Monday, February 28, 2011

Back to the Future


            Entering the Museu d’Història de la Ciutat in Barcelona felt more like Robert Zemeckis’ 1985 film, Back to the Future, than a school field trip. Boarding the elevator inside the museum in the year 2011 and watching time fly back to the 1st century BC as we descended to the old Roman ruins of the city was a humbling event. Resting a story or two below the modern bustling streets of Barcelona around the Cathedral and Placa del Rei, the rumored location of Ferdinand and Isabelle’s reception of Christopher Columbus, now lays the remains of the once bustling streets of the Roman city of Barcino, or rather Colonia Iulia Augusta Paterna Faventia Barcino.
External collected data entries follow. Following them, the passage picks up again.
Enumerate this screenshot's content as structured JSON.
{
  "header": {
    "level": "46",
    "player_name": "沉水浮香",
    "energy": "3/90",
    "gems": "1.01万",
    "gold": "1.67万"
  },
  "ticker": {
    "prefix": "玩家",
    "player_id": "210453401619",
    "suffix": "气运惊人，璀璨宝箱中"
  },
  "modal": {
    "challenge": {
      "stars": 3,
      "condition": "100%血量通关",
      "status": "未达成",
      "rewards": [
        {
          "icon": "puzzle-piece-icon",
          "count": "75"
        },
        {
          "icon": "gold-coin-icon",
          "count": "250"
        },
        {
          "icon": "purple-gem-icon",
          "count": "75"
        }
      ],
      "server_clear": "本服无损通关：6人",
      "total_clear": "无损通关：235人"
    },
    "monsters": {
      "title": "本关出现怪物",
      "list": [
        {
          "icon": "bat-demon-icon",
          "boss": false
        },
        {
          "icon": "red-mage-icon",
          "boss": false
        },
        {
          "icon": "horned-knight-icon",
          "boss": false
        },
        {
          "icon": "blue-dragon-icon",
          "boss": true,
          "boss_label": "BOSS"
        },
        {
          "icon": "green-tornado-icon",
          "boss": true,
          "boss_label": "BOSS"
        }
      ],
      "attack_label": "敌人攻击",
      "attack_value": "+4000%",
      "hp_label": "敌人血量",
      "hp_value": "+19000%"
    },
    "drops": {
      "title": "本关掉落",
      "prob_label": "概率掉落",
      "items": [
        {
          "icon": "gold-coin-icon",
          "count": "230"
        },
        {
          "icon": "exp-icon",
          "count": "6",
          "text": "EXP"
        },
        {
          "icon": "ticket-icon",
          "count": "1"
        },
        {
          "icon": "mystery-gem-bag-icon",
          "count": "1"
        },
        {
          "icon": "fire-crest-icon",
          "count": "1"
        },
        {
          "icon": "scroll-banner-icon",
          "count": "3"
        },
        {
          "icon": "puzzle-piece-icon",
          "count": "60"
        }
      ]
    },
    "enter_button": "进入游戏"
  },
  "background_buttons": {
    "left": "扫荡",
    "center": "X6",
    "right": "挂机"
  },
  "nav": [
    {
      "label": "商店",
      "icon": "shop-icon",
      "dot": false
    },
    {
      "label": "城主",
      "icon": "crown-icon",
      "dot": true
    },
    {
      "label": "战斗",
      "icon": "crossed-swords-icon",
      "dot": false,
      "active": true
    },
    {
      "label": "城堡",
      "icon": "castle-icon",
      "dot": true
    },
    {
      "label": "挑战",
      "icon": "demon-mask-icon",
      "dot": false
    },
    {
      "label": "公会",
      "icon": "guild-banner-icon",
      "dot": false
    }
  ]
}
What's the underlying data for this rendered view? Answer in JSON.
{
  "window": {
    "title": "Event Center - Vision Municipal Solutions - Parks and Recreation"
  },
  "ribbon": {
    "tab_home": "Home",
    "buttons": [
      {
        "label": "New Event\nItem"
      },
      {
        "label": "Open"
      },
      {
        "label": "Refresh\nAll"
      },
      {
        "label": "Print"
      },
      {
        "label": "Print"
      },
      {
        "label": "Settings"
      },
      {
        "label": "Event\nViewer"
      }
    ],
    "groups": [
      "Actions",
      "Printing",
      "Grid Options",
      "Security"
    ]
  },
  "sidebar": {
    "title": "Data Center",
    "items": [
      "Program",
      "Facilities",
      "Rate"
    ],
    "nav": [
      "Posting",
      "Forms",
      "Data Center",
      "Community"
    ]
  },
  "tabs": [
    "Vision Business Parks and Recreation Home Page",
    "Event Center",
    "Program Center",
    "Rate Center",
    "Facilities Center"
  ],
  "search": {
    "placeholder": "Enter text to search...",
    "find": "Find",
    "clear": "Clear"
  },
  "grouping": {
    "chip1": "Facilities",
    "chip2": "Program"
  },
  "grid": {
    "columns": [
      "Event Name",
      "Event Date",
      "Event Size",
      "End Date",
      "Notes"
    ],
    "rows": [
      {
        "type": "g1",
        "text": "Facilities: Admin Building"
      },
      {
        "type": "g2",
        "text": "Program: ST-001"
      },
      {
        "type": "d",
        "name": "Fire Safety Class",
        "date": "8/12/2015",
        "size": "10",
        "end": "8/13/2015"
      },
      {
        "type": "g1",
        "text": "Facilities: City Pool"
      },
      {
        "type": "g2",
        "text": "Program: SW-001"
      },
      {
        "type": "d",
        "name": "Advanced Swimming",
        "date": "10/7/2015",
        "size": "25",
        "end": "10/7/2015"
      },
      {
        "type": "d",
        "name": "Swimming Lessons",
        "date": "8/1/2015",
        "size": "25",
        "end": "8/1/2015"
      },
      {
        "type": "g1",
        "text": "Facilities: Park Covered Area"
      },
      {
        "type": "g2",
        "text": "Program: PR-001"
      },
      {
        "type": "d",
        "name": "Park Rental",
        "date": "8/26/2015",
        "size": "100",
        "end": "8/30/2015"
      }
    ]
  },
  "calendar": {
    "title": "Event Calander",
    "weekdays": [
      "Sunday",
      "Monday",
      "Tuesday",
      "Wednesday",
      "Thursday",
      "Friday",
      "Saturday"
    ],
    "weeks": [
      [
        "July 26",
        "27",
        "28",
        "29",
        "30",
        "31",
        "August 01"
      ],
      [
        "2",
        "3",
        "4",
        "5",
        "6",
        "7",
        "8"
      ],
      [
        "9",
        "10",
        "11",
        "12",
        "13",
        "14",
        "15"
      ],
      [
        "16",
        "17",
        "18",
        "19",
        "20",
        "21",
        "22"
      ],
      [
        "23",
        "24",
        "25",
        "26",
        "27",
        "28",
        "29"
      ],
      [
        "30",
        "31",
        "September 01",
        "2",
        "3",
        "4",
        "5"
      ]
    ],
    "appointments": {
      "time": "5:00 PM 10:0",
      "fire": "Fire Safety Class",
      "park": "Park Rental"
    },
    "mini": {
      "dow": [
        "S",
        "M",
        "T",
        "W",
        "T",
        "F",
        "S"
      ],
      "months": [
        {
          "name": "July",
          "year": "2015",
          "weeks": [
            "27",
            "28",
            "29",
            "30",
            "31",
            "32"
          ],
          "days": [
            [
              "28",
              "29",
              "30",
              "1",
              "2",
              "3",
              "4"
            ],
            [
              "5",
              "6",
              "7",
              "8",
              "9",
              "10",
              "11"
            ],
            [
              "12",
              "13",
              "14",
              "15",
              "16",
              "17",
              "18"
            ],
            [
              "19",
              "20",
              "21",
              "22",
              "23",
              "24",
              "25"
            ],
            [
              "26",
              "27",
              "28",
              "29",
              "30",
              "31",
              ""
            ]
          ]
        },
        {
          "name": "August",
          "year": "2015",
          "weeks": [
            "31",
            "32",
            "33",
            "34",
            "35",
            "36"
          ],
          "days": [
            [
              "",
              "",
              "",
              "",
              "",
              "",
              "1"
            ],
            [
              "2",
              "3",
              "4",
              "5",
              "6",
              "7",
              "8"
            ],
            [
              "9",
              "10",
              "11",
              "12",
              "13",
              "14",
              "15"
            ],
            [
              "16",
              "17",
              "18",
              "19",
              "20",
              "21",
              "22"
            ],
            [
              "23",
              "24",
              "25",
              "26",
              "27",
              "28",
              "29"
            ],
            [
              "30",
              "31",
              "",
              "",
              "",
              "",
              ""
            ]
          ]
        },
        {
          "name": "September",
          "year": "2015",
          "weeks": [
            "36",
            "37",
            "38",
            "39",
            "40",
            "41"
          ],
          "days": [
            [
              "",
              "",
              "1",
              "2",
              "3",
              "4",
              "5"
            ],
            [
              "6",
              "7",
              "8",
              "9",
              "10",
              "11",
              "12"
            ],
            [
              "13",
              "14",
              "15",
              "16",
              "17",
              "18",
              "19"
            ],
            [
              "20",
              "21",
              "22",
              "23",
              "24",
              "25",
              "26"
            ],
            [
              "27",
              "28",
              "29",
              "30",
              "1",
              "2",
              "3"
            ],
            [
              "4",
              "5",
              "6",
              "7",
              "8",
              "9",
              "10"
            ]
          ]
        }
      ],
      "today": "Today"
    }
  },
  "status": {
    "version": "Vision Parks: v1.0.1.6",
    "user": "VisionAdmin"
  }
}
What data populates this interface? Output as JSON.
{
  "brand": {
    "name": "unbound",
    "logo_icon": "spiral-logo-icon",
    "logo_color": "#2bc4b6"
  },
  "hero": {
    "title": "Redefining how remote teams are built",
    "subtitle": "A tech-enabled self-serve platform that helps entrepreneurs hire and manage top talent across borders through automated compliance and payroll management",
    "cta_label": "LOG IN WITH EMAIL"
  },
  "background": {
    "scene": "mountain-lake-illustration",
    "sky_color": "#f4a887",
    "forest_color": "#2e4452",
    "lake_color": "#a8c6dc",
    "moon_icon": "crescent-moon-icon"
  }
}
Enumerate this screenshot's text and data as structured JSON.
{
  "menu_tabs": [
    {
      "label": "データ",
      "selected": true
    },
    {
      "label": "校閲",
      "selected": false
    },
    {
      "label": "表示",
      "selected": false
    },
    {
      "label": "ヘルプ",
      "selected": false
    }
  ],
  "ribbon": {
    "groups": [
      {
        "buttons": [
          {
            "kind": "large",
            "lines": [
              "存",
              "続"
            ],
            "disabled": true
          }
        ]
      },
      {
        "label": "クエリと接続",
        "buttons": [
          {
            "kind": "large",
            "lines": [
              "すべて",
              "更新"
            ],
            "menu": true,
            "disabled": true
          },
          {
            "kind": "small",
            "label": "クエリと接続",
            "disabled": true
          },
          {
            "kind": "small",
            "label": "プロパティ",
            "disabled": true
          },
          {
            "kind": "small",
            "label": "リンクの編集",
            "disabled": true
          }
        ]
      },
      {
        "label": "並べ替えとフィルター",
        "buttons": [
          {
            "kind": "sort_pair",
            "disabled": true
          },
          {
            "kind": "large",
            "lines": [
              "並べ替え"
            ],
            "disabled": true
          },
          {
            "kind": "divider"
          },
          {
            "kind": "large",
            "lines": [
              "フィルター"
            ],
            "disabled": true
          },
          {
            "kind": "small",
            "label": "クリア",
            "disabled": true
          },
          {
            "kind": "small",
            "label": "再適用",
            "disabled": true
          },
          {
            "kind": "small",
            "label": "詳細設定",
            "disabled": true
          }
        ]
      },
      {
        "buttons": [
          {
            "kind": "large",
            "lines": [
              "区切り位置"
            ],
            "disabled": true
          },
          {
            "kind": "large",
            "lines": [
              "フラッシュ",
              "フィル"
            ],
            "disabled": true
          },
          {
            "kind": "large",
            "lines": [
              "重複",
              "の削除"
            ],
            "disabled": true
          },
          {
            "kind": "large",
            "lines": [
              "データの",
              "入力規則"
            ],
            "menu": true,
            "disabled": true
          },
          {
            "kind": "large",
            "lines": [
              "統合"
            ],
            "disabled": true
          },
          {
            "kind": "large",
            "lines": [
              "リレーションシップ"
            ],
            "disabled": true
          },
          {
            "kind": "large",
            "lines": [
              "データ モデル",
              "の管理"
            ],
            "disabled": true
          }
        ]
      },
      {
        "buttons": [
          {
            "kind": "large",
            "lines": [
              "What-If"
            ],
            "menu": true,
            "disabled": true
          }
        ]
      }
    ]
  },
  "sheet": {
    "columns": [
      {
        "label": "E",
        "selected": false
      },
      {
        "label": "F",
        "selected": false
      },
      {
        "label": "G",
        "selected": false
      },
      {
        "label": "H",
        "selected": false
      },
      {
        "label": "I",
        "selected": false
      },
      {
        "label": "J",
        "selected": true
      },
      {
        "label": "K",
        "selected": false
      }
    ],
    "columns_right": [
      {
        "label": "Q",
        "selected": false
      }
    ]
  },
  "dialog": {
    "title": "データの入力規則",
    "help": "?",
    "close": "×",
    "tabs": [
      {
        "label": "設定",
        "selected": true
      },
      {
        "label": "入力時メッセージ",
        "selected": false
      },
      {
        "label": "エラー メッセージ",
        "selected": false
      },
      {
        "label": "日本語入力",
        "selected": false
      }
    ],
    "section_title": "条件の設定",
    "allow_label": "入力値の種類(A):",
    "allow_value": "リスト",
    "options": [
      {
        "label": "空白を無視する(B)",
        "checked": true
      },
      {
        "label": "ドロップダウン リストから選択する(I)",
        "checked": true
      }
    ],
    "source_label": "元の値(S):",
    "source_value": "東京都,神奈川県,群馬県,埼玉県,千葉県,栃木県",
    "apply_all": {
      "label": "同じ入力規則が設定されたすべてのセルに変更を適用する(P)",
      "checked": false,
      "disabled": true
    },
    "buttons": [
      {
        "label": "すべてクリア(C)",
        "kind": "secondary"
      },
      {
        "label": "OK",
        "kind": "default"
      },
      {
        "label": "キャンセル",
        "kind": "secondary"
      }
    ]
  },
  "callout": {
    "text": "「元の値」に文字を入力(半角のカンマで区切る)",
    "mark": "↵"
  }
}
The old roman city was founded in 10 BC by the Emperor Augustus, hence the original roman name for the city. While Barcelona today stands as one the world’s most famous cities, back in the time of the Romans, it was a distant second to the Roman capital and port of Tarraco, current day Tarragona.
            Never the less, the remains of the roman city of Barcino on display beneath the museum gave us a glimpse of what life was like for the Romans. Surprisingly, society for them was not all that different from society today. On preserved display is a district of workshops and factories, including areas where clothes were washed and dyed. The large pits of the cetaria, used for salting fish and preparing fish sauce, garum, are still partially intact. Also on display are the old roman public baths used for bathing and teaching as well as a Church from the Visigoth period, around the 6th century.


            But perhaps the most interesting part of the Museum were the displays of Children’s toys, trinkets, and tic-tac-toe boards, as well as women’s make up kits and jars. Such objects show you that while we live in a time very distant from the Romans, the structure and workings of society are not as distant. Today in Barcelona, The Government center, The Town Hall and the Parliament of Catalunya, as well as the religious center, all still stand in the same spot as it did for the Romans, in Placa St. Jaume. Children are still seen playing in the streets, although now more so with skateboards than tic-tac-toe boards. And women still parade into local beauty shops to buy their makeup. The large vats of garum have now been replaced by large vats of gelado. But all in all, the Roman city of Barcino does not seem to be all that different from the modern Catalan city of Barcelona.